Easter Park Drive, Edinburgh
Post Brexit, the political landscape in Scotland is coming into view ... leave the UK, join the EU, float the bawbee and join the euro.
The reality of this will be commercial misery inflicted by England – our largest customer – austerity from Brussels like never before to eliminate a £15 billion annual deficit and £10bn to set up the bawbee.
Immigration will be a thing of the past and emigration will be the hottest show in town. Shaping up nicely.
Abergeldie Road, Ballater, Aberdeenshire
Dram-a, no crisis
Why is there this popular misconception that Scotland’s aspiration to be in the EU would suddenly make all trade with the Brexit market suddenly disappear?
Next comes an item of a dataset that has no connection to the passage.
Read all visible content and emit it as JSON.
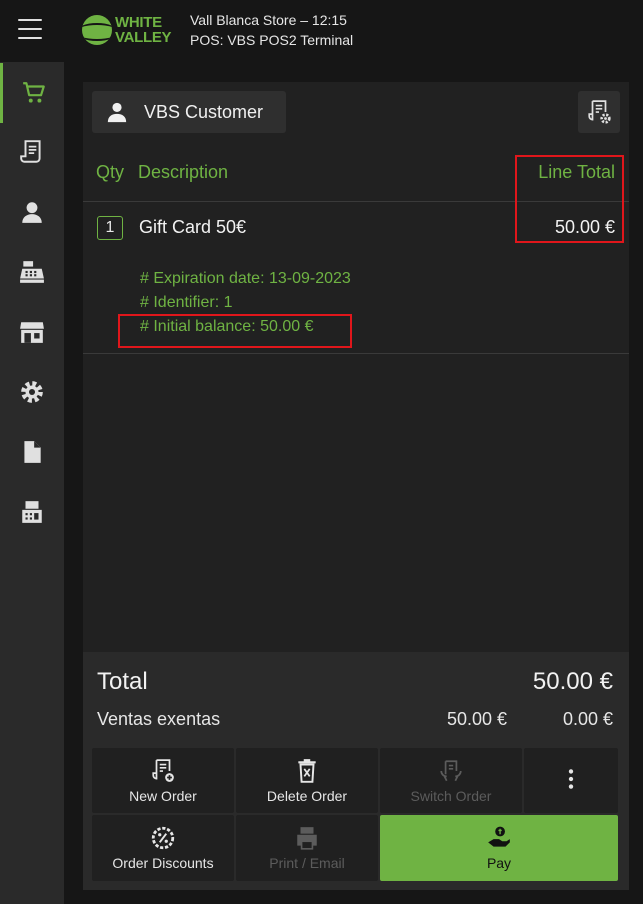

Westminster without single malt? Now there’s a thought.
Montgomery Street, Kirkcaldy, Fife
In the comedy series Yes Minister, fictional permanent secretary Sir Humphrey Appleby explains to fictional minister Jim Hacker, Britain (he means England) has had the same foreign policy objective for at least the last 500 years – a disunited Europe. To that end we’ve fought with the Dutch against the Spanish, with the Germans and Dutch against the French, with the French and Italians against the Germans, and with the French against the Germans and Italians.
When asked by Hacker: “Aren’t the Foreign Office pro-Europe?”, the reply was: “We had to get inside to make a real pig’s breakfast of it and break the whole thing up. The Foreign Office are terribly pleased. It’s all going so well.”
These words were written by Douglas Jay, a former Labour cabinet minister from the Wilson era. How prophetic.
Now many French and German people want to come out of the EU following our government’s attitude towards our referendum result and our renegotiation.